Setting premiums at the 85th percentile: quantile premium pricing with neural networks

Most actuarial pricing models produce an expected loss estimate. The premium is then that estimate plus a loading: a flat percentage, a credibility-weighted margin, something derived from underwriting judgement. The loading has no formal connection to an explicit risk appetite level. If the CFO asks “what confidence level does our current loading correspond to?”, the honest answer is usually “we don’t know exactly.”

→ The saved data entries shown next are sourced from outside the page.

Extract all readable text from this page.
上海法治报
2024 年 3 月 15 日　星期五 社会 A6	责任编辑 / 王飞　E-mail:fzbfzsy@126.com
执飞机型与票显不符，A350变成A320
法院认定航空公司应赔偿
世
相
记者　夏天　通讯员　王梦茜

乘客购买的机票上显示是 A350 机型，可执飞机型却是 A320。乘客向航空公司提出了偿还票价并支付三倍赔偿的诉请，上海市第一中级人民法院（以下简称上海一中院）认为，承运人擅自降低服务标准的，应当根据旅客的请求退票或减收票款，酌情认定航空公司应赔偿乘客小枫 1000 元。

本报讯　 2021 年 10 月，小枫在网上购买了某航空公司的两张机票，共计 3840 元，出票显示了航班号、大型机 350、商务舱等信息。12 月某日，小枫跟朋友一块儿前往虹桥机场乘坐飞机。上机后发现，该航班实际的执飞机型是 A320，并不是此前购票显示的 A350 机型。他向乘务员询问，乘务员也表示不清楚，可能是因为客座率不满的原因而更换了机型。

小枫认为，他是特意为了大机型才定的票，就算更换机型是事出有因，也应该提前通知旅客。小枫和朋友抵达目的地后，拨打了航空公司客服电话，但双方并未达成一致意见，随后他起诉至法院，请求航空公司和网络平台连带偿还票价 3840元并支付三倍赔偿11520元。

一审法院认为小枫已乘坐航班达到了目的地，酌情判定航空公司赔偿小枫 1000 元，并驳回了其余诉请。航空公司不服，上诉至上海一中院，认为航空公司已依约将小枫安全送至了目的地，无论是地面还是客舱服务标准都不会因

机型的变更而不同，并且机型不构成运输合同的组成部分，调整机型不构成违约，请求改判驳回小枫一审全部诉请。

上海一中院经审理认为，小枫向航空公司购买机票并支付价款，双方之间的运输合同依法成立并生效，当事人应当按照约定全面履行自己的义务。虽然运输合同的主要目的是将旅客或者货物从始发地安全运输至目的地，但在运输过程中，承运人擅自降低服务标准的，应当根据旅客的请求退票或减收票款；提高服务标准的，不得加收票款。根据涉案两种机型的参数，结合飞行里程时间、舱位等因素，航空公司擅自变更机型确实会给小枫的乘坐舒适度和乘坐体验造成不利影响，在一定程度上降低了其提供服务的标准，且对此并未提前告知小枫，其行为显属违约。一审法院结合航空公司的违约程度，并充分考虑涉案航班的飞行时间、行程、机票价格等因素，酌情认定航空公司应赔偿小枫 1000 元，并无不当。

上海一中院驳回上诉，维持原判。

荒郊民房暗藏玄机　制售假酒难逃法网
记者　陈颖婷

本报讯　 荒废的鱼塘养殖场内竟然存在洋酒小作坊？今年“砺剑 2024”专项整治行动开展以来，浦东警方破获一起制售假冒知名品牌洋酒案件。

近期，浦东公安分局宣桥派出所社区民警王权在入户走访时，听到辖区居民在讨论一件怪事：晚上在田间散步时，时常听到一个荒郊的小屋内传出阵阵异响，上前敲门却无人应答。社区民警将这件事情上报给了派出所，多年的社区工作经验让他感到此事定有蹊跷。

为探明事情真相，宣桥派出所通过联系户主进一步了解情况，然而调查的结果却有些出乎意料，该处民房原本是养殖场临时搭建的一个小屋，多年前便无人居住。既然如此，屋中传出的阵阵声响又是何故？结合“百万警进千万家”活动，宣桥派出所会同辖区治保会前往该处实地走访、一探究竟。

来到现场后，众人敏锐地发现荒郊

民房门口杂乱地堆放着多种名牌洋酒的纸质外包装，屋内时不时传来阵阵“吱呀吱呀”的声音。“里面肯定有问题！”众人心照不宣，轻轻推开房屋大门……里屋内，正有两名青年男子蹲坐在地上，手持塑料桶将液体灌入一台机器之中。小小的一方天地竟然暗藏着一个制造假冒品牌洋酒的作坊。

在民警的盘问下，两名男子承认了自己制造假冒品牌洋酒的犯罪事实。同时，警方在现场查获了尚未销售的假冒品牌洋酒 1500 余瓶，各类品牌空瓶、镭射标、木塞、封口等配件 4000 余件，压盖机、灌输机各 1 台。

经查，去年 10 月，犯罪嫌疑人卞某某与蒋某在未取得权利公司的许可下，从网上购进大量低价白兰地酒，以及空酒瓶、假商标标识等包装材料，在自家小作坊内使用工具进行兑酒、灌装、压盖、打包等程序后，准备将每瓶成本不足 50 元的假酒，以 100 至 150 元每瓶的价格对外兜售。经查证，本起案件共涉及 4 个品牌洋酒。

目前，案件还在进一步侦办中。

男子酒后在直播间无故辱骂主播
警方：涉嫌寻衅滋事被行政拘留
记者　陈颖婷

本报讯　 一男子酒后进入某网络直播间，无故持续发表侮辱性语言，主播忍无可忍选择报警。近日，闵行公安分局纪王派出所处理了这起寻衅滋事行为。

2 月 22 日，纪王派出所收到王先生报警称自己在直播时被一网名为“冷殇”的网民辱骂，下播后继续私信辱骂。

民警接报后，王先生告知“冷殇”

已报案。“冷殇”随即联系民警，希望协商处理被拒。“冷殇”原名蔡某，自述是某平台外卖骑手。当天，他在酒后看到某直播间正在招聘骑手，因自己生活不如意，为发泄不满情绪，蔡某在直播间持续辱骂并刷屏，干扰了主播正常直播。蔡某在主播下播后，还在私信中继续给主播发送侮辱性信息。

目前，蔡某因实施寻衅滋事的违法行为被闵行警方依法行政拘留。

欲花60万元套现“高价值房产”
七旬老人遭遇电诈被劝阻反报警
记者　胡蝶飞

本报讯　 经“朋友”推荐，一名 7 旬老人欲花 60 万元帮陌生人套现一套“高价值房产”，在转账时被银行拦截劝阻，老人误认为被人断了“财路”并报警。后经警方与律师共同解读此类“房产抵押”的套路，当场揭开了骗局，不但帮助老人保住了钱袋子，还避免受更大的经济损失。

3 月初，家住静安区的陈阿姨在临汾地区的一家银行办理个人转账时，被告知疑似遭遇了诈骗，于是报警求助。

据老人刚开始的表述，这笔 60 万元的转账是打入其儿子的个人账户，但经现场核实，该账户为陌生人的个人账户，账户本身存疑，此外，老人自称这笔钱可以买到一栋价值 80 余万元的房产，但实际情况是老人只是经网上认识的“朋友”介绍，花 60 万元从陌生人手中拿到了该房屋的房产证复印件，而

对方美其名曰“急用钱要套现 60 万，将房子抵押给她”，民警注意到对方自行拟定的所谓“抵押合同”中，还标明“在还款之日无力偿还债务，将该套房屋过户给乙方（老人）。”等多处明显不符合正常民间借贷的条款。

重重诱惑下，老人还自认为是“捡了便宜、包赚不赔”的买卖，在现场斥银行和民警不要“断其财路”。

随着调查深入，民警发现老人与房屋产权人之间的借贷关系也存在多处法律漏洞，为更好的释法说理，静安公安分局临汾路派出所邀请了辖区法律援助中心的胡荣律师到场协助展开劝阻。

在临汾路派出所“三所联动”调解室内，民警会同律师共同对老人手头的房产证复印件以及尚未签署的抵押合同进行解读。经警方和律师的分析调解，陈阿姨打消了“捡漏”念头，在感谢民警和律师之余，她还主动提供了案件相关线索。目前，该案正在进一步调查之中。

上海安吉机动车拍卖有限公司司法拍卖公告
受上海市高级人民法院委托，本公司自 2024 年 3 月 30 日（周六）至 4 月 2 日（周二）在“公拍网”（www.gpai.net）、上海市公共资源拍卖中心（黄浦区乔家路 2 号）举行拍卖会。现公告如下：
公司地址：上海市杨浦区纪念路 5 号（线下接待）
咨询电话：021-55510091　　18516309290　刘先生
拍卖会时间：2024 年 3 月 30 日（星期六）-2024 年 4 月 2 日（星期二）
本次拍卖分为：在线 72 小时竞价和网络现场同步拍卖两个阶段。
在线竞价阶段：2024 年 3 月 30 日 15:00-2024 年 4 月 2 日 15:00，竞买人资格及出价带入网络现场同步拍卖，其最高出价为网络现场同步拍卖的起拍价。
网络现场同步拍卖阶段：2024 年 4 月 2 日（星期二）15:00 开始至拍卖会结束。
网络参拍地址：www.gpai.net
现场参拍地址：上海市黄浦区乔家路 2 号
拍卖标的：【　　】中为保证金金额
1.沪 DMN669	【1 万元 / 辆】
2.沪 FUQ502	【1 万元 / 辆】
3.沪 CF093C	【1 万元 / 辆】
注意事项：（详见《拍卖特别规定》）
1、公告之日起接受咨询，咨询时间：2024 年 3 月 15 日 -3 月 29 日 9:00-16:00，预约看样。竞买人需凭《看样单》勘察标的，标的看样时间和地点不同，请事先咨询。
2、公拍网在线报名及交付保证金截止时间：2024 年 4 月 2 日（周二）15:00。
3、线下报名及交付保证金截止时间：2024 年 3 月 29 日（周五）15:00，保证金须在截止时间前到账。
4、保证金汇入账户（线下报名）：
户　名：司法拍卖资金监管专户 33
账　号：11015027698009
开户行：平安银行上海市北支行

The quantile premium principle (QPP) fixes this. You set a target aggregate confidence level $\tau$ — say 0.90 — and the framework derives, per risk, the exact safety loading implied by that confidence level and the risk’s own claim frequency. The loading is not uniform: a high-frequency risk needs a smaller severity-side uplift to reach the 90th percentile than a low-frequency risk does. The framework does the translation automatically.

Heras, Moreno & Vilar-Zanon established the foundational formula in 2018 (Scandinavian Actuarial Journal, Vol. 2018, No. 9, pp. 753–769). Zanzouri, Kacem & Belkacem (NAAJ, June 2025) recently extended it to a systematic comparison of ML severity estimators. Their headline result — that QRNN outperforms quantile regression forest, gradient boosting, and XGBoost on an automobile dataset — is worth examining carefully, because the comparison has a notable omission.

The QPP formula

Insurance losses are zero-inflated: most policies generate no claim. A standard quantile regression model fitted on all rows will produce zero estimates for any quantile below the zero mass, which for motor OD (where $\sim$80% of policies are claim-free) means anything below the 80th percentile is trivially zero. This is useless for pricing.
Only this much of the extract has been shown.